CAVERNAS DE SALFAG, ABARRACH

—Ahora debemos proceder a la resurrección. Después, nos sentiremos honrados de teneros por invitados y compartir con vosotros nuestra comida. Las provisiones son escasas —añadió Edmund con una triste sonrisa—, pero estaremos felices de compartir lo que tenemos.

—Aceptamos, siempre que nos permitáis añadir a ello nuestras provisiones —respondió Alfred, ensayando otra de sus torpes reverencias.

El príncipe observó las manos vacías de Alfred; después, volvió la vista hacia las de Haplo, cubiertas de runas pero igualmente vacías. Edmund puso una cara de cierta perplejidad, pero era demasiado cortés para pedir explicaciones. Haplo miró a Alfred para observar si éste mostraba algún desconcierto ante el extraño comentario del príncipe. ¿Cómo podían escasear las provisiones entre unos sartán cuando éstos, igual que los patryn, poseían unas facultades mágicas casi ilimitadas para multiplicarlas? El patryn advirtió que Alfred lo miraba con una expresión de sorpresa y confusión. Haplo apartó rápidamente los ojos para no dar al sartán la satisfacción de comprobar que los dos compartían pensamientos similares.

A una señal de Edmund, los guerreros muertos escoltaron a los dos extraños a un rincón de la caverna, lejos de la multitud, que continuaba mirándolos con curiosidad, y lejos de los cadáveres, que seguían tendidos sobre el suelo de roca.

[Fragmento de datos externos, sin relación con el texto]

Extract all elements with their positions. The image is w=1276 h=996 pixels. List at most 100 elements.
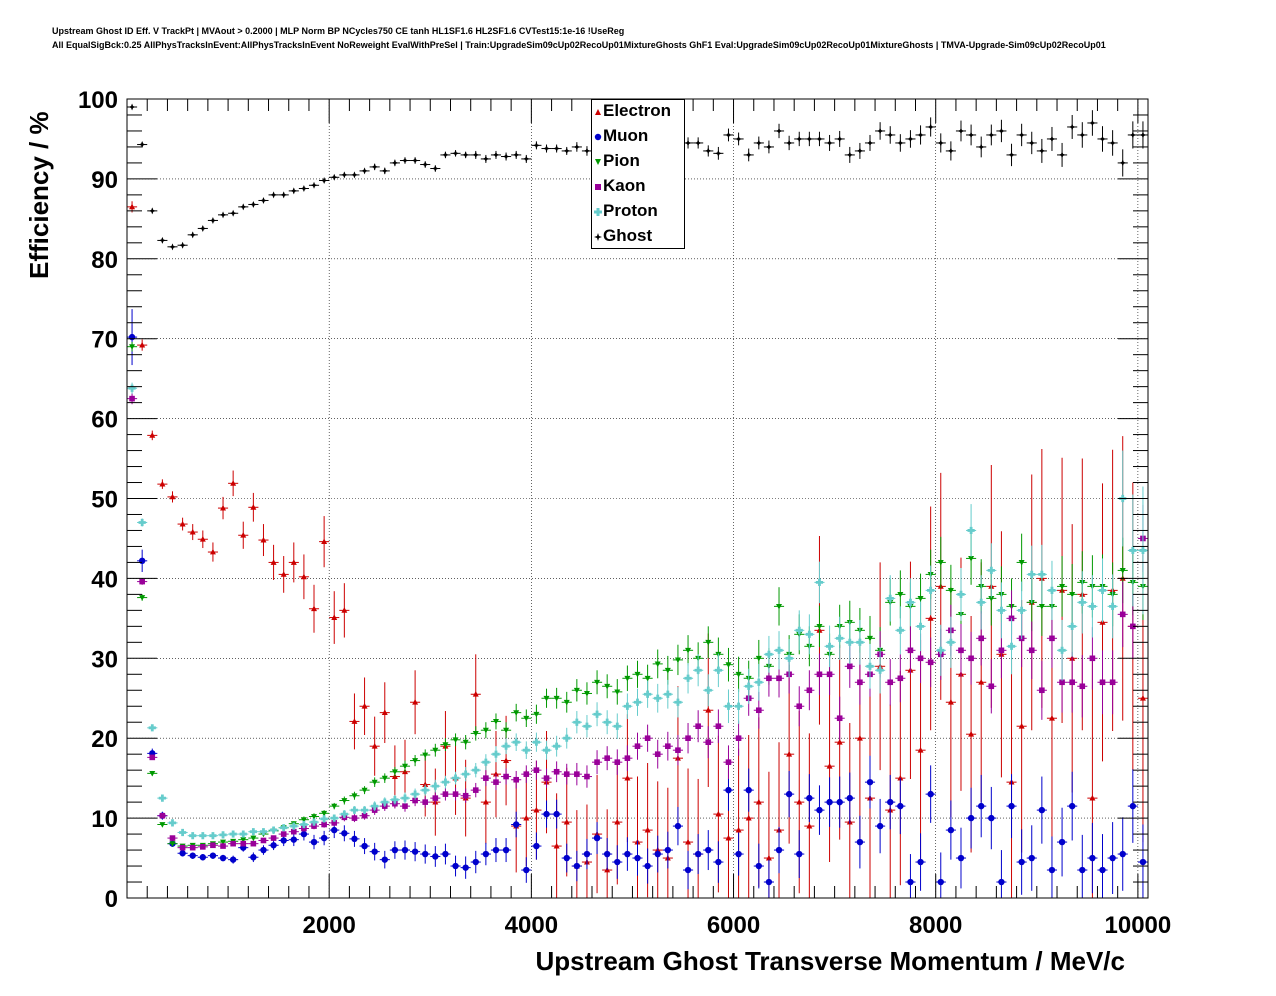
ghost-point [844,146,855,163]
pion-point [511,703,522,722]
electron-marker [503,757,510,763]
proton-marker [330,814,338,822]
kaon-point [592,750,603,775]
ghost-marker [694,139,702,147]
ghost-marker [361,167,369,175]
pion-marker [654,661,661,668]
ghost-marker [826,139,834,147]
muon-point [743,768,754,812]
kaon-marker [725,759,732,765]
proton-point [389,794,400,805]
proton-marker [674,698,682,706]
ghost-point [1036,138,1047,163]
ghost-marker [229,209,237,217]
pion-point [217,839,229,846]
kaon-marker [452,791,459,797]
y-tick-label: 40 [91,566,118,593]
ghost-marker [482,155,490,163]
kaon-marker [483,775,489,781]
pion-point [480,722,491,739]
proton-point [1137,486,1148,615]
pion-marker [664,667,671,674]
pion-marker [705,639,712,646]
pion-point [1057,556,1068,617]
kaon-point [1077,655,1088,718]
ghost-point [248,200,259,208]
ghost-marker [1109,139,1117,147]
proton-point [662,679,673,709]
ghost-point [945,141,956,161]
pion-marker [725,662,732,668]
pion-point [622,665,633,692]
pion-marker [341,798,348,804]
electron-marker [179,520,186,527]
ghost-marker [997,127,1005,135]
proton-point [763,635,774,673]
kaon-point [622,745,633,771]
proton-marker [269,826,278,834]
proton-point [1127,494,1138,607]
kaon-point [642,724,653,752]
proton-marker [886,594,894,602]
legend: Electron Muon Pion Kaon Proton Ghost [591,99,685,249]
muon-point [1006,774,1017,839]
electron-marker [280,571,287,577]
proton-marker [502,742,510,750]
proton-point [854,619,865,665]
ghost-marker [917,131,925,139]
kaon-marker [553,768,560,775]
kaon-marker [897,675,904,682]
electron-point [217,496,229,520]
ghost-marker [583,147,591,155]
muon-marker [796,850,803,858]
proton-marker [977,598,985,606]
proton-marker [199,832,207,840]
kaon-point [228,840,239,847]
ghost-marker [310,181,318,189]
muon-marker [1008,802,1015,810]
pion-point [410,754,421,767]
kaon-point [713,709,724,743]
electron-marker [856,735,863,741]
y-tick-label: 50 [91,487,118,514]
kaon-marker-icon [595,184,601,190]
kaon-point [258,837,269,844]
pion-marker [159,822,166,828]
muon-marker [1119,850,1126,858]
ghost-point [723,128,734,142]
legend-item-proton: Proton [592,200,686,225]
proton-point [450,771,461,785]
ghost-point [824,134,835,151]
kaon-marker [179,844,186,851]
ghost-marker [1088,119,1096,127]
kaon-point [571,762,582,786]
pion-marker [533,711,540,718]
proton-marker [553,742,561,750]
muon-marker [523,866,530,874]
pion-marker [1018,560,1025,566]
muon-marker [553,810,560,818]
muon-point [935,852,946,898]
proton-point [581,715,593,738]
pion-point [399,760,411,772]
electron-point [248,492,259,522]
ghost-marker [391,159,399,167]
legend-item-muon: Muon [592,125,686,150]
ghost-marker [401,157,409,165]
pion-marker [674,657,681,664]
ghost-marker [189,231,197,239]
electron-marker [139,341,146,348]
proton-point [1046,560,1058,620]
electron-marker [492,770,499,777]
proton-marker [906,598,915,606]
muon-marker [715,858,722,866]
ghost-point [693,137,704,149]
muon-point [1107,822,1118,895]
electron-marker [240,532,247,538]
ghost-marker [573,143,581,151]
electron-marker [129,203,136,210]
ghost-point [703,145,714,157]
pion-marker-icon [595,159,601,165]
ghost-point [854,142,865,159]
muon-marker [775,846,783,854]
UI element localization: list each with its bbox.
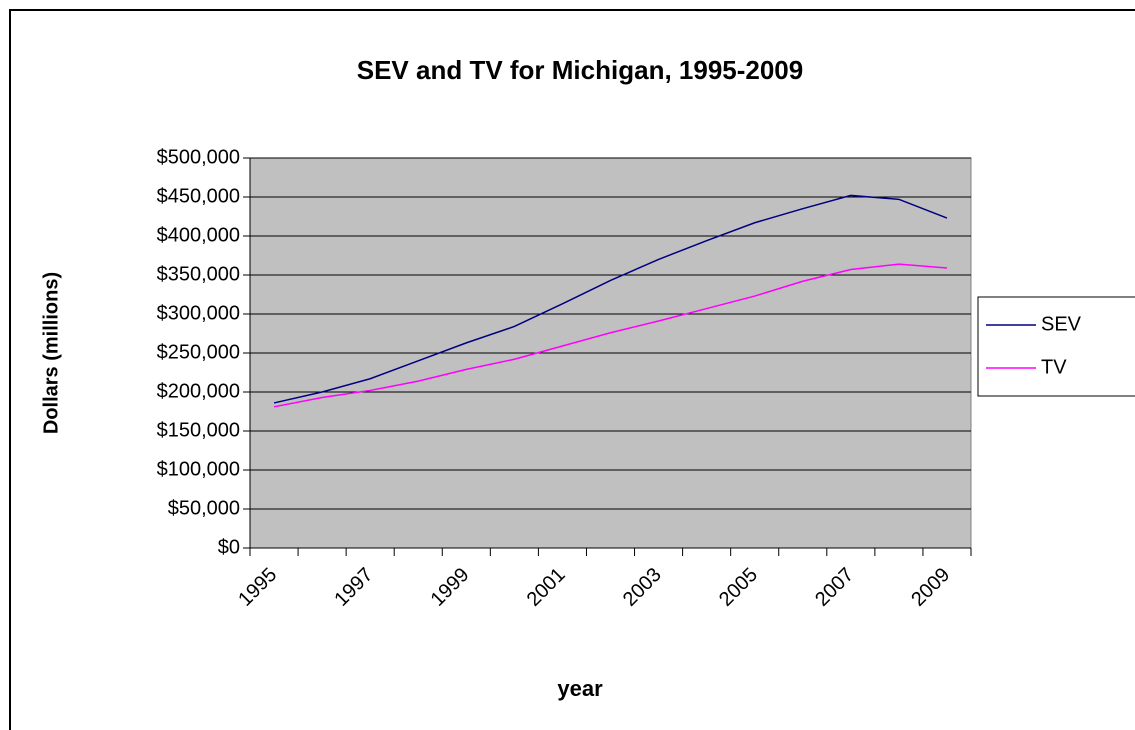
y-axis-title: Dollars (millions) [40,272,62,434]
x-tick-label: 1997 [330,564,377,611]
series-line [273,263,948,408]
y-tick-label: $150,000 [157,419,240,441]
y-tick-label: $400,000 [157,224,240,246]
series-line [273,194,948,404]
x-tick-label: 1995 [234,564,281,611]
legend-box [977,296,1135,397]
x-axis-title: year [557,676,603,701]
y-tick-label: $100,000 [157,458,240,480]
chart-title: SEV and TV for Michigan, 1995-2009 [357,55,803,85]
x-tick-label: 2001 [523,564,570,611]
y-tick-label: $0 [218,536,240,558]
chart-border [9,9,1135,730]
y-tick-label: $350,000 [157,263,240,285]
y-tick-label: $500,000 [157,146,240,168]
y-tick-label: $200,000 [157,380,240,402]
x-tick-label: 2009 [907,564,954,611]
y-tick-label: $300,000 [157,302,240,324]
legend-label: SEV [1041,313,1082,335]
x-tick-label: 1999 [427,564,474,611]
y-tick-label: $250,000 [157,341,240,363]
x-tick-label: 2005 [715,564,762,611]
y-tick-label: $450,000 [157,185,240,207]
legend-label: TV [1041,356,1067,378]
x-tick-label: 2007 [811,564,858,611]
x-tick-label: 2003 [619,564,666,611]
y-tick-label: $50,000 [168,497,240,519]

El nigromante ocupó su lugar entre los cuerpos, cuyos fantasmas empezaron a agitarse y a moverse como bajo el impulso de un viento cálido. Los cuerpos continuaron donde estaban, inmóviles. El nigromante inició una vez más su cántico, elevó las manos y las juntó, dando una seca palmada. Los cuerpos se retorcieron y dieron sacudidas, como si los atravesara una descarga de energía mágica. El pequeño cadáver del niño incorporó el tronco casi al instante y, momentos después, se puso en pie. Los ojos del pequeño fantasma situado detrás del cuerpo parecieron buscar a alguien entre la multitud. Una mujer se adelantó a ésta, sollozando. El cadáver del niño corrió hacia ella con las manitas blancas y frías extendidas en gesto de amor y de añoranza. La mujer tendió sus brazos al chiquillo pero un hombre, con las facciones contraídas por el dolor, la detuvo, la estrechó entre los suyos y la obligó a retroceder. El pequeño cadáver se detuvo delante de la pareja, mirándola fijamente. Después, poco a poco, bajó los brazos; el fantasma, en cambio, mantuvo extendidos los suyos, vaporosos y etéreos.